I keep reading people on comments boards saying "why does the government do quantitative easing by buying (worthless) assets from banks, couldn't they actually print money and give it to people instead?". I've not seen an answer to this question - anyone got an answer? I heard that the Australian government did something similar once, anyone know anything about that?
This question is slightly confused in a couple of senses, which I will try to explain, but fundamentally the reason is that the central bank is not in the business of redistributing wealth, and that is what handing out newly printed money would amount to.
The Bank’s QE programme (known as the Asset Purchase Facility or APF) involves the purchase of long maturity high grade debt from the non-bank private sector. So, by design, the central bank is not buying worthless assets and it is not buying them from the banks. It is buying (long maturity) risk free assets (UK government debt), and it is buying them from the big institutional investors that hold them (like pension funds). (If you think about it, it’s obvious that banks are not going to be big lenders to the government, since banks want to earn a spread between their cost of funding and their customers, and the government‘s cost of funding is naturally very low.)
Because the Bank is purchasing assets rather than simply handing out cash (as any people assume), no one involved in the scheme gets any “free money”. Think of an imaginary investor who holds some quantity of gilts (i.e. UK government debt). Their balance sheet might have say £1mn gilts on the asset side and no liabilities, so their net worth is £1mn. The Bank of England then comes to them and buys half of the gilts. Now the investor’s balance sheet has £0.5mn gilts and a £0.5mn deposit at the bank.
So
the investor’s net worth is unchanged. The difference is that now they hold an asset—the bank deposit—earning a very low return, which they will hopefully take and use to purchase another bond, which will help to pin down long-term interests rates, which is essentially the goal of QE.
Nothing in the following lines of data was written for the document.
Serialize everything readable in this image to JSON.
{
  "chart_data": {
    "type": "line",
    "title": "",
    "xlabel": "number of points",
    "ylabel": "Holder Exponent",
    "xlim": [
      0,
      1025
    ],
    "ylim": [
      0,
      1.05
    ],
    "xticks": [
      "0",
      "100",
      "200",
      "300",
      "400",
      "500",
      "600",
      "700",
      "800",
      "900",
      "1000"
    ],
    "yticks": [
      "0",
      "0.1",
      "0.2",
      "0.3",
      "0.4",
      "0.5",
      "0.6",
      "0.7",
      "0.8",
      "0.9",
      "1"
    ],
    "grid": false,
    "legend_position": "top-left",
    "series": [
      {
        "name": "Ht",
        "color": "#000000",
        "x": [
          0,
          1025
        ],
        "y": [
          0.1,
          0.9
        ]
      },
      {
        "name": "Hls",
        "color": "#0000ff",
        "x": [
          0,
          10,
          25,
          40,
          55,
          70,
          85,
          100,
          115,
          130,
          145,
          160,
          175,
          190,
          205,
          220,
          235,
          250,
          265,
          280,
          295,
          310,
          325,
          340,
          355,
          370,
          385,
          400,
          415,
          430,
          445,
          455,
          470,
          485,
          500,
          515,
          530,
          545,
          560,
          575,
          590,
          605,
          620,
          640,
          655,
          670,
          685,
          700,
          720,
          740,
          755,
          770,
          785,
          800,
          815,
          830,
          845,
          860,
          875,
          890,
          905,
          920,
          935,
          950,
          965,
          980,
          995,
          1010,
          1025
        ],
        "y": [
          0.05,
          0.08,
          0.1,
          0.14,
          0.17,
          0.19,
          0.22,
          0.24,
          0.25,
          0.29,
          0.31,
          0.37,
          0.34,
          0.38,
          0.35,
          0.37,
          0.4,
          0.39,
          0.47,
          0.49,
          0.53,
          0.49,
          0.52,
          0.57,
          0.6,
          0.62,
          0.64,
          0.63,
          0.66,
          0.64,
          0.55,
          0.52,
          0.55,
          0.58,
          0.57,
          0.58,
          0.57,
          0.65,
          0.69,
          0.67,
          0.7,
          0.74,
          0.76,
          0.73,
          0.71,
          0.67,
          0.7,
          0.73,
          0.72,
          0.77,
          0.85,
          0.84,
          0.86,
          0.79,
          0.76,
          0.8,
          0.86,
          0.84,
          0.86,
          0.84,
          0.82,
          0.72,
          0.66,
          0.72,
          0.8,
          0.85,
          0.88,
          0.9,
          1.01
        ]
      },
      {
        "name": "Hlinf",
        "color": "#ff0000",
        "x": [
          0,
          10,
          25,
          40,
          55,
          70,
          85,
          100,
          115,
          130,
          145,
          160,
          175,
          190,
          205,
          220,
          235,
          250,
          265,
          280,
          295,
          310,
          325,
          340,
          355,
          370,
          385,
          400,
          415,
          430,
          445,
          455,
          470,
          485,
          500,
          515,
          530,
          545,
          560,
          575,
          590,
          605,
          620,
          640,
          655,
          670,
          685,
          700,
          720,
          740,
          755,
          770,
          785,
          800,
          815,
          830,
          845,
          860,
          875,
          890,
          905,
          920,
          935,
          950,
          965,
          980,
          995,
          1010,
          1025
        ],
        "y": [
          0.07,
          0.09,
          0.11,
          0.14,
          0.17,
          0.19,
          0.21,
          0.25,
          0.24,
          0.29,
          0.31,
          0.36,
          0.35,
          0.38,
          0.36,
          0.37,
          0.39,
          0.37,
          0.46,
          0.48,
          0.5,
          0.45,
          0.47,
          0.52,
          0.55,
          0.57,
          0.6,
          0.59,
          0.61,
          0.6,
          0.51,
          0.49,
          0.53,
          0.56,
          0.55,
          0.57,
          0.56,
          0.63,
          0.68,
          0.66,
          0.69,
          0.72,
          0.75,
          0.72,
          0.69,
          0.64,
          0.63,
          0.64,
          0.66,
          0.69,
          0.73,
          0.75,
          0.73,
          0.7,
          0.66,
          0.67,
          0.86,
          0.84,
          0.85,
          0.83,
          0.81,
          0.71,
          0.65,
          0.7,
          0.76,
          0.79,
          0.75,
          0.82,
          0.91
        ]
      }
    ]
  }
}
As a rule, the Bank of England wants to leave everyone’s net worth unchanged as a first order effect whenever it carries out a monetary policy operation. It does this by 1, conducting monetary operations via the purchase and sale of assets (which it does every day in the gilt repo market), and 2, only ever purchasing high grade assets that will not make a loss.
Consider the case where the Bank buys crappy assets from some investor as part of its QE programme. Say that it over pays for them, and makes a loss when it tries to sell them bank to the market after the QE programme is unwound. Then the Bank will have to be recapitalised by the Treasury, i.e. by taxpayers, and this constitutes a direct redistribution of wealth from the taxpayer to the investor who sold the assets to the Bank originally.
One way to think of the difference between monetary and fiscal policy is like this. At any one time, the non-government sector holds some quantity of government liabilities. Call this its risk free portfolio, or portfolio of safe assets. This is the national debt, and consists of liabilities of the treasury (gilts of varying maturities, i.e. government debt) and liabilities of the central bank (mostly paper currency and bank reserves, i.e. central bank money). It is the job of fiscal policy to determine the
size of this portfolio. And it is the job of monetary policy to determine the
composition of this portfolio in terms of how it is split between central bank money and government debt.